A poet once wrote, “Sisters function as safety nets in a chaotic world simply by being there for each other.”
I believe that a sister is more than family she is also a friend. I was seven years old when my sister Maddie was born; little did I know what life altering experiences I was in for.
The sun barely touched my face as I sat staring out the window patiently awaiting the arrival of my new sister. The anticipation of meeting her overwhelmed my thoughts and left me fearing change. I thought to myself, “Great, now I don’t get my own room;” something a naive seven year old would think. Throughout our childhood, I caused fights and blamed everything on her. On a daily basis, my mom would scream “Jacqueline!” only to hear the same response, “Maddie did it, I swear!”
As I grew older, I came to the realization that Maddie idolized me, supported me, and most of all loved me. No matter how badly I treated her, she repeatedly tried to take part in my life. She persistently asked me to spend time with her whether it be watching television or walking to the park. Her devotion to our sisterly bond convinced me to appreciate her rather than blame her for everything. Although I grew appreciation for my sister, we didn’t relate much until she started school and experienced homework, fashion, and boys.
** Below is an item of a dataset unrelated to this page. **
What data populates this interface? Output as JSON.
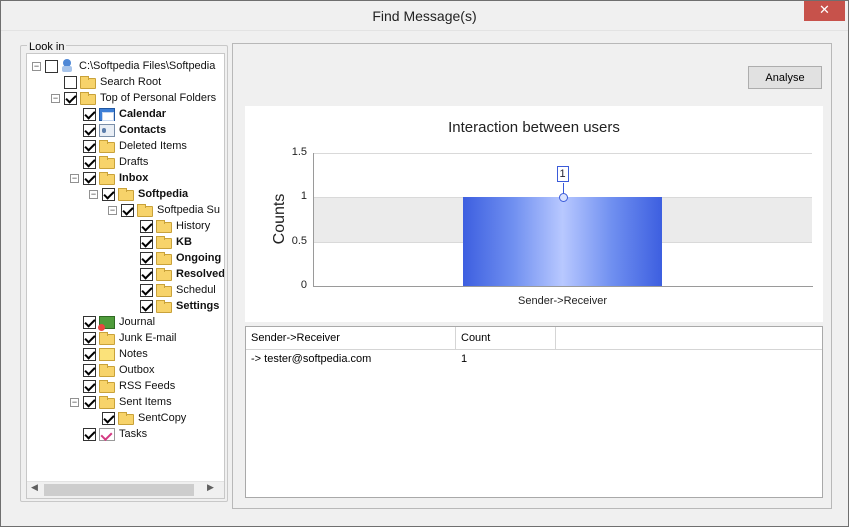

One day when Maddie was twelve, she confronted me regarding a school dance. She asked my advice on what to wear. In an instant, we were fumbling through my closet for the perfect outfit. I came across a dress that I had worn at a prior occasion, a purple sundress with a bow on the lower back. We looked to each other and said, “This is it!” For the next few hours we played dress up, deciding on the right accessories. This was a big step for me in understanding Maddie as a person. Helping her get ready for the dance made me realize she was like me when I was her age. From then on, our relationship grew and I started enjoying more of the time spent with my sister.
These days, my sister is the one person who truly understands the looks I give when I want to leave, who understands the signs I make when I think something is completely ridiculous, and who makes me feel as if I wouldn’t be the same if she was never there. When I look at Maddie, I see myself seven years ago, thinking, wondering, and complaining, but most of all growing – growing into something strong that continues as we get older.
My sister Maddie is my Mini-me. She is the only person I share my heartfelt laughter and tears with. As sisters and friends, we can overcome anything. Now I am twenty-one and she is fourteen; I still think back to the day Maddie came home for the first time and realize it was well worth sharing a room.